Sie nahm das erste Blütenblatt zwischen Daumen und Zeigefinger und rollte es, bis es zu einem unscheinbaren matschigen Klümpchen geworden war. Systematisch ließ sie die anderen folgen. Kein einziges Blatt durfte zurückbleiben.
Die Klümpchen schüttete sie vorsichtig in den Goldfischteich. Zufrieden sah sie zu, wie die Fische behäbig Blatt um Blatt von der Wasseroberfläche zupften und fraßen.
*
Ioro biss die Zähne zusammen. Nicht nur, dass seine linke Seite immer noch höllisch schmerzte, seine Beine schienen weich wie Wachs zu sein.

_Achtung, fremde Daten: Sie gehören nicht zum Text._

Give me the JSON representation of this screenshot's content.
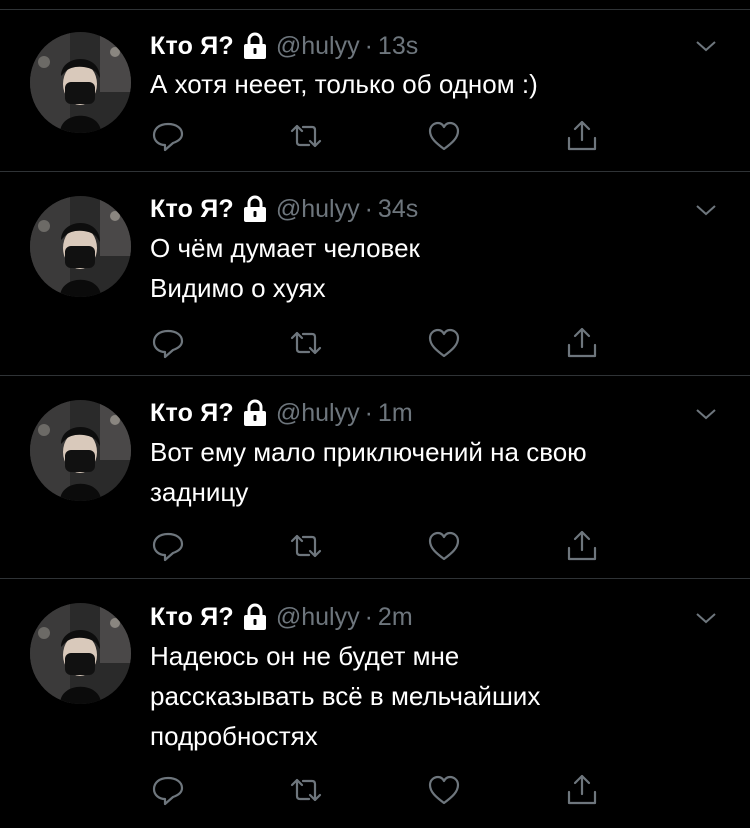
{
  "tweets": [
    {
      "name": "Кто Я?",
      "handle": "@hulyy",
      "separator": "·",
      "time": "13s",
      "lines": [
        "А хотя нееет, только об одном :)"
      ]
    },
    {
      "name": "Кто Я?",
      "handle": "@hulyy",
      "separator": "·",
      "time": "34s",
      "lines": [
        "О чём думает человек",
        "Видимо о хуях"
      ]
    },
    {
      "name": "Кто Я?",
      "handle": "@hulyy",
      "separator": "·",
      "time": "1m",
      "lines": [
        "Вот ему мало приключений на свою",
        "задницу"
      ]
    },
    {
      "name": "Кто Я?",
      "handle": "@hulyy",
      "separator": "·",
      "time": "2m",
      "lines": [
        "Надеюсь он не будет мне",
        "рассказывать всё в мельчайших",
        "подробностях"
      ]
    }
  ],
  "icons": {
    "lock": "lock-icon",
    "more": "chevron-down-icon",
    "reply": "reply-icon",
    "retweet": "retweet-icon",
    "like": "heart-icon",
    "share": "share-icon"
  },
  "colors": {
    "background": "#000000",
    "text": "#ffffff",
    "secondary": "#6e767d",
    "divider": "#2f3336"
  }
}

„Seid Ihr sicher ...“, begann Mane.
„Ich bin sicher!“, fauchte Ioro. „In zwei Monden soll mein Bruder heiraten. Wer, wenn nicht ich, soll wohl seine Braut nach Sawateenatari geleiten?“
Mane verkniff sich eine Antwort. Er konnte nur hoffen, dass die Genesung Ioros mit dessen Willenskraft Schritt hielt.

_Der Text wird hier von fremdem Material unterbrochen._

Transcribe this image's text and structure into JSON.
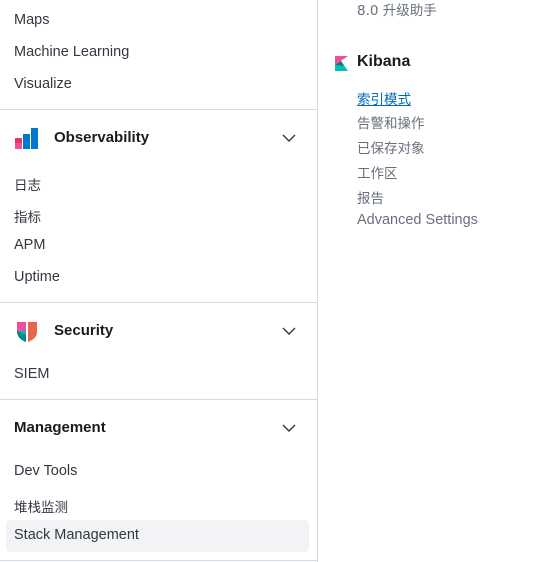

Der Falke schrie, als Ioro die Tür öffnete. Ioro verharrte. Sah zurück zu dem Falken, der vergeblich versuchte, sich mit seinen verbrannten Flügeln in die Luft zu erheben. Dann wankte er mühsam, Schritt um Schritt, zurück ins Zimmer und streckte die Hand nach dem Falken aus. Einen Moment lang regte sich niemand. Dann krächzte der Falke und sprang mit einem ungelenken Satz auf Ioros Hand. Ioro setzte ihn behutsam auf seiner gesunden Schulter ab. Die Falkenkrallen bohren sich durch seine Haut, als der Vogel nach Halt suchte. Ioro wartete, bis der Falke sein Gleichgewicht gefunden hatte. Dann arbeitete er sich entschlossen wieder zur Tür.
*
Kanata hörte das Klicken der Krücken auf dem Marmorboden. Ioro kam. Schon wieder. Sein ältester Sohn zeigte sich überaus besorgt um das politische Geschehen und die baldige Heirat seines Bruders. Zu besorgt. Der Seher hatte gesagt, Ioro sei loyal gegenüber dem Reich. Von seinem Vater und König hatte der Seher nicht gesprochen.
Erneut verfluchte Kanata das Schicksal. Ein Thronerbe, dessen Lebensinhalt darin zu bestehen schien, andere Lebewesen zu quälen und zu töten, und ein oberster Feldherr, der lahm war und mit Zauberern konspirierte. Beide Söhne hatten ihn enttäuscht. Wobei er immer noch nicht sicher war, welcher von beiden ihm zu schaden trachtete. Womöglich alle beide. Bei den Sanddämonen! Hätte nicht ein anderer seiner Söhne die Kindheit überleben können?
Aber natürlich wusste er die Antwort. Mit Tolioro im Palast hatte keiner der anderen Jungen auch nur den Hauch einer Chance gehabt, jemals erwachsen zu werden. Und er selbst hatte Tolioro gewähren lassen, eingedenk der Tatsache, dass auch er selbst etliche seiner Brüder hatte töten müssen, um den Thron zu ergattern. Etliche. Aber nicht alle. Tolioro war gründlicher. Tolioro war selbst ihm unheimlich.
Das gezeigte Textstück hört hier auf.